The use of ghee (clarified
butter) or another source of a highly saturated oil (e.g., palm, coconut,
etc.) may minimize the health hazards of deep frying. However, most
natural fats and oils contain at least some percentage of an essential fatty
acid. In any case, the relatively low flashpoint/smokepoint of hemp oil renders
it impractical to use for this purpose. Until solidly proven otherwise, prudence
dictates that hemp seed oil and other highly unsaturated oils are best left
unheated, or if heated, then only briefly exposed to temperatures between
100-150 degrees Celsius (212-302 degrees Fahrenheit).
References
Callaway, J. C., T. Tennilä and D. W. Pate 1997. Occurrence of ‘omega-3’ stearidonic acid (cis-6,9,12,15-octadecatetraenoic acid) in hemp (Cannabis sativa L.) seed. Journal of the International Hemp Association 3(2): 61-63.
Grandgirard, A., J. L. Sebedio and J. Fleury 1984. Geometric isomerization of linolenic acid during heat treatment of vegetable oils. Journal of the American Oil Chemists Society 61(10): 1563-1568.
Horrobin, D. (Ed.) 1990. Omega-6 Essential Fatty Acids: Pathophysiology and Roles in Clinical Medicine. Alan R. Liss, Inc., New York. ISBN 0-471-56693-4.
Koletzko, B. and T. Decsi 1997. Metabolic aspects of trans fatty acids. Clinical Nutrition 16:229-237.
Mölleken, H. 1998. Trans-fatty acids in heated hemp seed oil. Journal of the International Hemp Association 5(1): 21-23.
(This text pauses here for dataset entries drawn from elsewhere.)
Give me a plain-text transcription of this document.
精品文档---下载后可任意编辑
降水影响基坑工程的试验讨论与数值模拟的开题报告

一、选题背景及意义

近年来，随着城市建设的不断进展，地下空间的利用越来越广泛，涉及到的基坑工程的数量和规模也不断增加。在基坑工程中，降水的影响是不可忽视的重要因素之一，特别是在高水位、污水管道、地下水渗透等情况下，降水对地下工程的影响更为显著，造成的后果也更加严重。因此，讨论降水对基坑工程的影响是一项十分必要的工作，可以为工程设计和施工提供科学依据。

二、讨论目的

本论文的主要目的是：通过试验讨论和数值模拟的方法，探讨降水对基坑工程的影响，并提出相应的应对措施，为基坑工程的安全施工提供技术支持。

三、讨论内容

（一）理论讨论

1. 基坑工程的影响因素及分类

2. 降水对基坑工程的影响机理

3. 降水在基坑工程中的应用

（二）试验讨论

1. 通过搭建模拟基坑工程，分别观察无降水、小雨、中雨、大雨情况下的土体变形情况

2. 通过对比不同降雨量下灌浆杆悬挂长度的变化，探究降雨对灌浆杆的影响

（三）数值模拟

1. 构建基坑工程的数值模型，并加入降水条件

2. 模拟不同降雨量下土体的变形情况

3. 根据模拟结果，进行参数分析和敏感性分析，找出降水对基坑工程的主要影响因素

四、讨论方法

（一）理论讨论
Deferne, J-L. and D. W. Pate 1996. Hemp seed oil: a source of valuable essential fatty acids. Journal of the International Hemp Association 3(1): 1, 4-7.
Wirtschafter, D. 1997. Personal communication.
Wolff, R. L. 1993. Heat-induced geometric isomerization of alpha-linolenic acid: effect of temperature and heating time on the appearance of individual isomers. Journal of the American Oil Chemists Society 70(4): 425-430.
Yehuda, S. and D. I Mostofsky (Eds.). 1997. Handbook of Essential Fatty Acid Biology: Biochemistry, Physiology and Behavioral Neurology. Humana Press, Inc., Totow, New Jersey.